0逆から読んでも 。なんすねいい コメントをありがとうございました。
0鍵穴こじ開けるよ。名前を伏せつつnoteでさんざんネタにするよ。なもんだから今のうちから重畳に重畳に #震え上がっておきなさいよ
0妄想から妄想へと巡り更にその妄想が結局どうなるのでしょうか? 妄想によって様々な単語が書き廻らされるのは下の受賞作品「わたくしはそこよりうえにある」とおなじような動機の位置づけだとは思うのですが、違いをひとつ挙げれば、最後まで話者としての現実感に乏しい。という処ではないでしょうか。実際目覚まし時計が鳴らなかったことでどうなるのでしょう? その辺りの語り手が表現されていない、みえてこない。ということだと思います。
0何言ってんのかわかんねぇ ごめんなさい でもありがとうございます。
0読むことも書くことも辛くて苦しい。 目をさまさない卑怯な人の卑劣な作品です。 良いこともあるさとそんな風に投稿しています。 新貝さんコメントをありがとうございました。
0↑ ごめんね。漢字にすれば洗う貝なので、洗貝。新じゃない。まあ、どっちでもいい。.アントニオ.ミカエル.メルモsアラガイsなので、
0この詩、12年前に文極で拝見しました。懐かしい。
0その時もコメントをいただきましたね。6262さんからこうしてコメントをいただけるのは嬉しいです。ありがとうございました。
1おお、12年前の詩の再掲なのですね。すごい。 なんとなく立ち止まってしばらく読みふけりたくなる感じがしました。 お互いの星座について話すのって、恋愛感情の告白なんだよなぁ とゲームでふと知らされたことも書いておきます。

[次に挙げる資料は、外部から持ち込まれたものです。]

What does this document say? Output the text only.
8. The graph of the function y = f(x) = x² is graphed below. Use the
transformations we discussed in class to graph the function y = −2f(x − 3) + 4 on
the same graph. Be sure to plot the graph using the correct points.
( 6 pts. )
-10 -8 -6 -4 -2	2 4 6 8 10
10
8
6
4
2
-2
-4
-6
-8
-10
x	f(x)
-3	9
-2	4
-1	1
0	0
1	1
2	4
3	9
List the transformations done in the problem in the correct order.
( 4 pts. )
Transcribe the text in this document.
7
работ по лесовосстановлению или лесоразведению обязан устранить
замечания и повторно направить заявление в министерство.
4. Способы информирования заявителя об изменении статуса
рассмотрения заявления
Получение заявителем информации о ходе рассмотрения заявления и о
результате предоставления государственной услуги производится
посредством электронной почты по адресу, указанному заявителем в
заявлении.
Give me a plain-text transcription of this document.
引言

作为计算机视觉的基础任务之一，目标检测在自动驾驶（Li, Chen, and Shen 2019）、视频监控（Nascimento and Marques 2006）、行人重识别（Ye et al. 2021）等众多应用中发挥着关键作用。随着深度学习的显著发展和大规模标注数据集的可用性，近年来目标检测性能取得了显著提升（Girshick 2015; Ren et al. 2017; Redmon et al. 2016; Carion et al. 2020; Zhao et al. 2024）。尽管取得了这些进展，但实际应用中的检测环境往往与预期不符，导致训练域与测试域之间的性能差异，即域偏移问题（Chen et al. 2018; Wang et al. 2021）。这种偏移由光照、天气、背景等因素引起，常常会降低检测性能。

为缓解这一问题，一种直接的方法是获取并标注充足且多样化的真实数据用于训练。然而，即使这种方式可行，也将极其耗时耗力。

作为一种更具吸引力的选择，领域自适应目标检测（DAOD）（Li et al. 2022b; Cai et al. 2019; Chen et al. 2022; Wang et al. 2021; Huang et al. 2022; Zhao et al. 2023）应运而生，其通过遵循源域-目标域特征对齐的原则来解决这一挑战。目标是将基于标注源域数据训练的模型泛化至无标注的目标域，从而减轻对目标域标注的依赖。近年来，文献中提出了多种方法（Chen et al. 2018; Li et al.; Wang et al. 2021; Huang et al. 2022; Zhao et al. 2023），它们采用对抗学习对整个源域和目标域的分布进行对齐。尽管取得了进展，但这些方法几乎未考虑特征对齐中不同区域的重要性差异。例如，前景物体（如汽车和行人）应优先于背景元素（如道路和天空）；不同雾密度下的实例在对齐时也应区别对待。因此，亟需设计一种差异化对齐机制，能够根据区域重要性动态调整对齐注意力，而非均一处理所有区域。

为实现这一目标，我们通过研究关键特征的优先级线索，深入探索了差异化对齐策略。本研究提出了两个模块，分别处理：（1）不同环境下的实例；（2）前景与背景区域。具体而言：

0どこから引っ張り出してきたの⁈って感じで私自身もびっくりしてます。書くというより話すということの方が詩に近づけるのかもしれないと羊飼いさんのコメントから思いました。訳もわからず書いてまた話せるときがきたらいいなって。こういうのもたまにはいいじゃんって。コメントをありがとうございました。